Windows Defender Vulnerability Lets Hackers Hijack and Disable Services Using Symbolic Links
Cybersecurity
A new technique has been identified that exploits a vulnerability in the update and execution mechanism of Windows Defender.
Technical Overview
Exploit Mechanism
Windows Defender uses versioned folders located in ProgramData\Microsoft\Windows Defender\Platform to store its executables. During updates, new folders are created, and the service is pointed to the updated path. This process is designed to ensure smooth transitions between versions while safeguarding critical files.
However, researchers have identified that it is possible to introduce symlinks within the protected Platform directory. By creating a symlink folder with a higher version number, attackers can manipulate Defender into executing from a directory that they control. For example, redirecting the path from C:\ProgramData\Microsoft\Windows Defender\Platform\5.18.25070.5-0 to C:\TMP\AV allows full control over the antivirus binaries.
Potential Impacts
- Attackers can inject malicious DLLs into Defender processes.
- Critical executables can be overwritten or deleted.
- The Defender service can be redirected to invalid paths, effectively disabling it.
Removing the symlink after reboot causes Windows Defender to attempt to start from a non-existent folder, resulting in failure to launch and leaving the system unprotected.
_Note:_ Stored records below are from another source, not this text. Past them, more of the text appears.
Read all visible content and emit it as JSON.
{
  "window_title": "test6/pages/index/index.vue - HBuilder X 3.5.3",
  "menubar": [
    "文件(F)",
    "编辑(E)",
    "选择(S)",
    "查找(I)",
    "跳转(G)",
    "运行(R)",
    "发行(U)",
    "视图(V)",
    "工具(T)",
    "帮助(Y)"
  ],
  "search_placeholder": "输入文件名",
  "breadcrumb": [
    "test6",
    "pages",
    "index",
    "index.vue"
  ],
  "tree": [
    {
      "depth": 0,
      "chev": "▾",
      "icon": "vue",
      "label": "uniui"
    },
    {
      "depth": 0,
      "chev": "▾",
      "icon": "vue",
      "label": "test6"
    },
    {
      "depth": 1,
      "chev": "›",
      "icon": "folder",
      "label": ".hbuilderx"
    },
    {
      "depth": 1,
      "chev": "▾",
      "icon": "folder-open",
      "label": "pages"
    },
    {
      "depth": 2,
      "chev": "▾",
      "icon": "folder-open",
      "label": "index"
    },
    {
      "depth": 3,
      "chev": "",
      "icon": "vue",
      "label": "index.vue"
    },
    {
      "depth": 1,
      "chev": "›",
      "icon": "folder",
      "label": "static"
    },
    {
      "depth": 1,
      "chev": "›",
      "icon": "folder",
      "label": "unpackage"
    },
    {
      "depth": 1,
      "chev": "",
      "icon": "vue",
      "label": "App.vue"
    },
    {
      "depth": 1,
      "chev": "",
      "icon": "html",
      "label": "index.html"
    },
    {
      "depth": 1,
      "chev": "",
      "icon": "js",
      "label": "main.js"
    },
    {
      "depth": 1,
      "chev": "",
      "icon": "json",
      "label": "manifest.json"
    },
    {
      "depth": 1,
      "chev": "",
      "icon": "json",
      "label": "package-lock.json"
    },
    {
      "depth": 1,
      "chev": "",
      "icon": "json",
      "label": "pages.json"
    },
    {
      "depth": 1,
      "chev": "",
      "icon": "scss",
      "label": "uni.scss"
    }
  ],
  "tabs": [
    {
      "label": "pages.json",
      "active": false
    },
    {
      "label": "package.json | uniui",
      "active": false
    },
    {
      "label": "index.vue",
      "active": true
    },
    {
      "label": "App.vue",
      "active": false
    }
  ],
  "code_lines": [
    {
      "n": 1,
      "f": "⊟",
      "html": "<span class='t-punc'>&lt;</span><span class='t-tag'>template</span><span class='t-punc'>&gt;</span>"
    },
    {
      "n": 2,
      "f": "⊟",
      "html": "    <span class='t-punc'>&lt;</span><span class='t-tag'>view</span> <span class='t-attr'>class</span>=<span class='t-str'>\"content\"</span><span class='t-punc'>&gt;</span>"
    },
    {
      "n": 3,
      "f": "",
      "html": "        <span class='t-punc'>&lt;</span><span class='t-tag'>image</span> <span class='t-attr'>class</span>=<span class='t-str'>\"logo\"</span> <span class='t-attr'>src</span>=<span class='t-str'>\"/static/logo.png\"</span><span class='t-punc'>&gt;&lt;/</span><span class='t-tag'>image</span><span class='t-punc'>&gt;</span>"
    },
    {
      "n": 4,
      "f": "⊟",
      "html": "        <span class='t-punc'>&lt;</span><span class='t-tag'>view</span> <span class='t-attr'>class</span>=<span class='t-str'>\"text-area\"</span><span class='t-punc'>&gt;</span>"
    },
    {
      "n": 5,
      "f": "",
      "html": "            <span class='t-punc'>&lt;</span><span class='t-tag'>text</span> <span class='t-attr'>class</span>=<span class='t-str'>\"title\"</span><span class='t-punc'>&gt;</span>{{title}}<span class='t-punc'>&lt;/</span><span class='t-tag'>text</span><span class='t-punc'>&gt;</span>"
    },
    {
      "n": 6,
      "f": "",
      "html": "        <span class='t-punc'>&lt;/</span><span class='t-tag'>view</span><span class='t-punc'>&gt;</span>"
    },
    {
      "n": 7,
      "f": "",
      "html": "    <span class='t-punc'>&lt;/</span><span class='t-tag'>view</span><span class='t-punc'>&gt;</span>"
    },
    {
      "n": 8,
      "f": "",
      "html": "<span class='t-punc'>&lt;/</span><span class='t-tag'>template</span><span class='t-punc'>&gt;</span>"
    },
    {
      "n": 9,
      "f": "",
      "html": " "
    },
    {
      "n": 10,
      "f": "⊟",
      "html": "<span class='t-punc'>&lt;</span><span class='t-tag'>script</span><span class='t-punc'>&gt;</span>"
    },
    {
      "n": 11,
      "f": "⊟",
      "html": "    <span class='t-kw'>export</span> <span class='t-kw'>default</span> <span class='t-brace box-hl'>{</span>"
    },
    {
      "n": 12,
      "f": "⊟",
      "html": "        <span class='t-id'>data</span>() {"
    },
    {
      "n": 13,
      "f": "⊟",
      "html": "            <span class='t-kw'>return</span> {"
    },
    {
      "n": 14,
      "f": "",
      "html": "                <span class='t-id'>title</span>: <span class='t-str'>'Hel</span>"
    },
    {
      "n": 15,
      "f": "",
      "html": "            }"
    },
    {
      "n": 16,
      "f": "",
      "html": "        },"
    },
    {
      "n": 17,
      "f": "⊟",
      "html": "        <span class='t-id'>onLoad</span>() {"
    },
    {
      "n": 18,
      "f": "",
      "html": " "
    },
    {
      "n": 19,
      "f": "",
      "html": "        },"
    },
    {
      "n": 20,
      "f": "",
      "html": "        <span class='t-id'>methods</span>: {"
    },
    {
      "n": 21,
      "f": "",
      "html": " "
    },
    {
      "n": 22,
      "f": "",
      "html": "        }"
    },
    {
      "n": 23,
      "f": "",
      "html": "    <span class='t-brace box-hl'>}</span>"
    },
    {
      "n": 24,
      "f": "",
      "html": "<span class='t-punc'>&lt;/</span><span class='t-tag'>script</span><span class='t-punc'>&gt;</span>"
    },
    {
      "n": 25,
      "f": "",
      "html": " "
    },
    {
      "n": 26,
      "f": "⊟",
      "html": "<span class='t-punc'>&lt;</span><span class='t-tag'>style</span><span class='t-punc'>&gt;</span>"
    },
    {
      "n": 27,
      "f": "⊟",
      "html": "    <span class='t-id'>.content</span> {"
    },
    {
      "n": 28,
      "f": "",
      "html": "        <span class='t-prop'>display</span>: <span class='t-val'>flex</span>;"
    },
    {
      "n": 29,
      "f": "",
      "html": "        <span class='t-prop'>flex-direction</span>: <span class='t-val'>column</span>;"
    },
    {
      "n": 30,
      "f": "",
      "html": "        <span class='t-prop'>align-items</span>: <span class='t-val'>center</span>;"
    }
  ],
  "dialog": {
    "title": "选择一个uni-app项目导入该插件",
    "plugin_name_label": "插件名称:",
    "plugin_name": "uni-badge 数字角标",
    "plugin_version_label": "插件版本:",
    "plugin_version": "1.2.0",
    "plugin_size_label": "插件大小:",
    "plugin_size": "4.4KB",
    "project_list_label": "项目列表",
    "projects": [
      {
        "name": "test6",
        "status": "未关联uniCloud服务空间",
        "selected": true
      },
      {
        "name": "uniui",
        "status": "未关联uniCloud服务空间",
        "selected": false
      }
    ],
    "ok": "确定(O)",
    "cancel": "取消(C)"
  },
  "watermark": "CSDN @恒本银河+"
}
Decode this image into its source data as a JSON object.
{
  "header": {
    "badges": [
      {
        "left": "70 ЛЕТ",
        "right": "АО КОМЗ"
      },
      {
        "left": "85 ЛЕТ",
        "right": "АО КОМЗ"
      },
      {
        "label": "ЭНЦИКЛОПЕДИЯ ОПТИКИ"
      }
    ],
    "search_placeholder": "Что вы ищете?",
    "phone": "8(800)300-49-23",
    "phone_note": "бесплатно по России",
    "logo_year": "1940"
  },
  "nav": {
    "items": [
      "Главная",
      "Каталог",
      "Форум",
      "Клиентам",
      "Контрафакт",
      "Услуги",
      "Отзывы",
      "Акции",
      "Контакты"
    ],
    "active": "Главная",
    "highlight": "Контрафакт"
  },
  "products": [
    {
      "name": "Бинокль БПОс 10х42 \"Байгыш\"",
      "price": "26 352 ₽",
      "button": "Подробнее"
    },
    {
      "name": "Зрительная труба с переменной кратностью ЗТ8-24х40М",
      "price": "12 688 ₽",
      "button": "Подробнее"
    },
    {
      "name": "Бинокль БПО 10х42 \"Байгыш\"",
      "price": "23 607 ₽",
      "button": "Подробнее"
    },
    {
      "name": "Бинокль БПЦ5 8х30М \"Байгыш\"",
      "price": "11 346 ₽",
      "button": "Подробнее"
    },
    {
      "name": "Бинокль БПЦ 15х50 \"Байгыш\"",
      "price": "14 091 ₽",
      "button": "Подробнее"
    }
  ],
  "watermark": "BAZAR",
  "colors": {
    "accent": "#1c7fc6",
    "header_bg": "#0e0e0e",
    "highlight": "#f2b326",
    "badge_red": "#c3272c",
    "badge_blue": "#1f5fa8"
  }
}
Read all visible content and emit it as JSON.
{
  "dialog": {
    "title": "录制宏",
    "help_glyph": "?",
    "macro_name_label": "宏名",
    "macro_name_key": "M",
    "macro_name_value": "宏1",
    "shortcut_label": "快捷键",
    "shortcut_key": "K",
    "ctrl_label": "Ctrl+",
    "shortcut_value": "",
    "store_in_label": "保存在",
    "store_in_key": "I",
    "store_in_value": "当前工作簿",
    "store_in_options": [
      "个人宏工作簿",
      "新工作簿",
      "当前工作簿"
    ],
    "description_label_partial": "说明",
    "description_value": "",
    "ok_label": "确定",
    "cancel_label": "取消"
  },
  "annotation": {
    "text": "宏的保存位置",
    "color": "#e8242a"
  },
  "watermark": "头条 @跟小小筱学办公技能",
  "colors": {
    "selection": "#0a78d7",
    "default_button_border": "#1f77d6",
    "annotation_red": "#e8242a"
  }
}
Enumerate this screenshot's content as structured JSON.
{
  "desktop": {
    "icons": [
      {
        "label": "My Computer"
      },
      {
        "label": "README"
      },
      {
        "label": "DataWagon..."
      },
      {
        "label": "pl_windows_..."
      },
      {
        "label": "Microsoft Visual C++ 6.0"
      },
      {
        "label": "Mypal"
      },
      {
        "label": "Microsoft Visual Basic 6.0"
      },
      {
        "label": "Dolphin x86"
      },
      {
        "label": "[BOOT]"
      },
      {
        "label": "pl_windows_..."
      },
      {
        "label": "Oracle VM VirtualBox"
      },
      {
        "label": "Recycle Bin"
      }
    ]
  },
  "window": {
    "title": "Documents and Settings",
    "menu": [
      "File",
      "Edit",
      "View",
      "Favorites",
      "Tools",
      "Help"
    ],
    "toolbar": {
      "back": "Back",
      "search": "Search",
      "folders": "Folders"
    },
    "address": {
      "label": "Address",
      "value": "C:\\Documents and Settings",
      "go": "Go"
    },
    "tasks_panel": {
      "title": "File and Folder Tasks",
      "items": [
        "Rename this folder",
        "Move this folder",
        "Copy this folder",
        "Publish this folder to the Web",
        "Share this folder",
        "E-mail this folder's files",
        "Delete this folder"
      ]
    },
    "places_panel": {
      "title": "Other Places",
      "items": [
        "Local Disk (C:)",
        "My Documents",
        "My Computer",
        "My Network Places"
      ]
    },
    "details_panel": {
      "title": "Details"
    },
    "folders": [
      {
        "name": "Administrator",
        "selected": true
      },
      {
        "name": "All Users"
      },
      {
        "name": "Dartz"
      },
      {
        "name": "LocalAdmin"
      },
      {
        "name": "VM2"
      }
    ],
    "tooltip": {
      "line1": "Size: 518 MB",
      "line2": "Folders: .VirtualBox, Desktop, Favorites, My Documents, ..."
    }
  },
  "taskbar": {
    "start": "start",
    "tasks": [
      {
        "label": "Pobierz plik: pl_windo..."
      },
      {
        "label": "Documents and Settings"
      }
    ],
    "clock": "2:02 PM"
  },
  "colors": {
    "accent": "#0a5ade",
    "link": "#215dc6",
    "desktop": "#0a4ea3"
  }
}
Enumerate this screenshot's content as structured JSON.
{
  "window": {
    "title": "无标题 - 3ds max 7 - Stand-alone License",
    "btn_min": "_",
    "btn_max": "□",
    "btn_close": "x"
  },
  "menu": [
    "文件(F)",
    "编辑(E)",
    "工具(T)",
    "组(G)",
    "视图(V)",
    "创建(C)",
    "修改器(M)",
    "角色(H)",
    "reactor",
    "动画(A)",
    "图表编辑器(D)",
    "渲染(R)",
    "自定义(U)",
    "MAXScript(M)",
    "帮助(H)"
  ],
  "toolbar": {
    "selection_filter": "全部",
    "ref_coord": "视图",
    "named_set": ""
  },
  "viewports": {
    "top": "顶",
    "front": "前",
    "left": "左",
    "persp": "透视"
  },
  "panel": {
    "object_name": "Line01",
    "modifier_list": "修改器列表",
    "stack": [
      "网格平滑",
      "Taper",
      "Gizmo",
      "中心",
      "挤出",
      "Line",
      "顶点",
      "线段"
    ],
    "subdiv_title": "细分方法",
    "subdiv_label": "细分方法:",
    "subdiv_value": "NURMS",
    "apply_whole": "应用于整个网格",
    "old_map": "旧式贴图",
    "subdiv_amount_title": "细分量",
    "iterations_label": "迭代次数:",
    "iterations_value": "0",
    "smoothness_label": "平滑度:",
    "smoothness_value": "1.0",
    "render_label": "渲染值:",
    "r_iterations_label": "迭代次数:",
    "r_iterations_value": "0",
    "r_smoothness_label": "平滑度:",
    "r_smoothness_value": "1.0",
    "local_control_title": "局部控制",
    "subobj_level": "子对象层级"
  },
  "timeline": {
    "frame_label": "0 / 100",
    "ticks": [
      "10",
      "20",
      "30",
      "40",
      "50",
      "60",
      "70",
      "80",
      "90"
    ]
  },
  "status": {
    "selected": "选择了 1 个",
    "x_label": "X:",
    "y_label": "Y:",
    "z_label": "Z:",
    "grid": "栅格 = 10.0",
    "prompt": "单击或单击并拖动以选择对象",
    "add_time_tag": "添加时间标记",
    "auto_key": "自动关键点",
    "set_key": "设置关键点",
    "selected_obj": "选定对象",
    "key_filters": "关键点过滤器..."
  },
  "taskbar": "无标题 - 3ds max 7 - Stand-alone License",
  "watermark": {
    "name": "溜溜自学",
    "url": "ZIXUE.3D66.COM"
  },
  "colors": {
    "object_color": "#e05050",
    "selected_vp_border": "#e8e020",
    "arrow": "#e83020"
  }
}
The attack utilizes built-in Windows commands, such as mklink and rmdir, without requiring additional malware or exploit code.
Security Implications
The vulnerability highlights a fundamental flaw in Defender’s handling of directory structures during updates. By failing to validate symlinks properly, Windows Defender can be compromised at the user level with administrative privileges. This underscores the challenge in endpoint defense, as security software often operates with elevated privileges but may contain exploitable mechanisms.
The ability to disable or evade defenses is crucial for attackers seeking persistence on a target system, emphasizing the ongoing cat-and-mouse game between malware developers and defensive technologies. As the default security tool for many users, Windows Defender remains a high-value target for exploitation.